FKKMK-UGM. Data UNICEF tahun 2016 menunjukkan bahwa kekerasan pada sesama remaja di Indonesia diperkirakan mencapai 50 persen. Sedangkan dilansir dari data Kementerian Kesehatan RI 2017, terdapat 3,8 persen pelajar dan mahasiswa yang menyatakan pernah menyalahgunakan narkotika dan obat berbahaya.

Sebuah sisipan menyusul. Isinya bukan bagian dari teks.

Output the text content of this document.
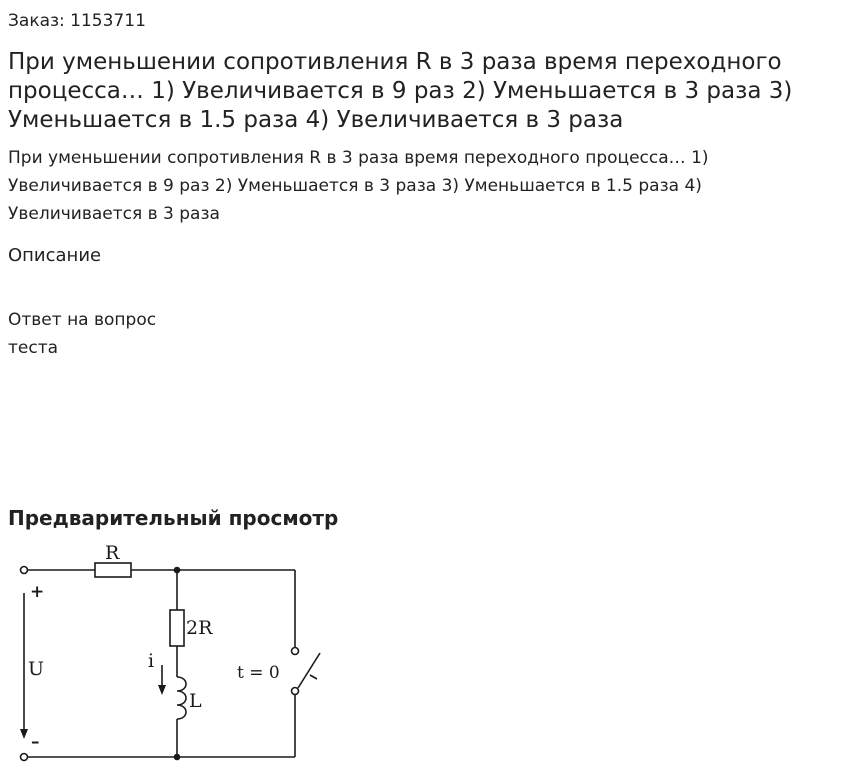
Заказ: 1153711
При уменьшении сопротивления R в 3 раза время переходного процесса… 1) Увеличивается в 9 раз 2) Уменьшается в 3 раза 3) Уменьшается в 1.5 раза 4) Увеличивается в 3 раза
При уменьшении сопротивления R в 3 раза время переходного процесса… 1) Увеличивается в 9 раз 2) Уменьшается в 3 раза 3) Уменьшается в 1.5 раза 4) Увеличивается в 3 раза
Описание
Ответ на вопрос теста
Предварительный просмотр
R
2R
L
i
U
+
–
t = 0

Keterbatasan data terkait kekerasan pada remaja, maupun kurangnya upaya sistemik untuk monitoring ataupun intervensi pencegahan penyimpangan perilaku pada remaja masih menjadi permasalahan bersama. Saat ini upaya penguatan regulasi dan penegakan hukum sudah dilakukan, akan tetapi dirasakan belum cukup efektif untuk pencegahan jangka panjang terjadinya kekerasan berulang.
Perkembangan kekerasan remaja kini sudah mengarah pada tingkat kejahatan. ‘Klithih’, menjadi permasalahan serius di masyarakat akhir-akhir ini, terutama di Yogyakarta.
“Klithih, adalah bagian dari perkembangan kekerasan remaja yang terjadi karena kita ragu-ragu untuk bertindak tegas. Klithih sudah menjadi kejahatan berkelompok. Saat code of ethics dilanggar, sudah saatnya ditindak tegas,” ungkap Dr. Budiono Santoso, SpFK., PhD., Rabu (14/3) di ruang kuliah 3 FKKMK UGM, saat memaparkan materi terkait kekerasan di kalangan remaja, melalui tinjauan kesehatan publik untuk pencegahan.
Dr. dr. Budi Pratiti, SpKJ, juga menambahkan bahwa sejatinya ‘Klithih’ sudah ada sejak dulu, dan cukup khas dikenal di Yogyakarta. “Klithih, kalau menurut orang Jawa adalah mencari angin. Namun saat ini sudah berkembang menjadi kekerasan. Klithih sudah menjadi ruang apresiasi diri atas rasa bangga remaja di hadapan kerumunan teman sebaya,” jelasnya.
Dokter ahli kesehatan jiwa ini juga mengungkapkan jika motif remaja klithih bisa beragam. Dari keragaman tersebut, mayoritas dipengaruhi oleh faktor-faktor biologis, psikologis dan lingkungan sosial maupun spiritual dan psikososial.
Menurut hasil penelusuran Prof. Dr. Endang Ekowarni terkait kondisi psikologis anak yang berisiko melakukan agresivitas, banyak ditemukan remaja tidak paham mengenai hukum. “Mereka tidak paham risiko, maupun dampak yang muncul akibat perbuatannya. Ketidakpahaman mengenai hukum, menjadi salah satu penyebab. Oleh karenanya, untuk membuat remaja lebih melek hukum, pemahaman hukum perlu dimasukkan dalam kurikulum,” papar ahli psikologi ini.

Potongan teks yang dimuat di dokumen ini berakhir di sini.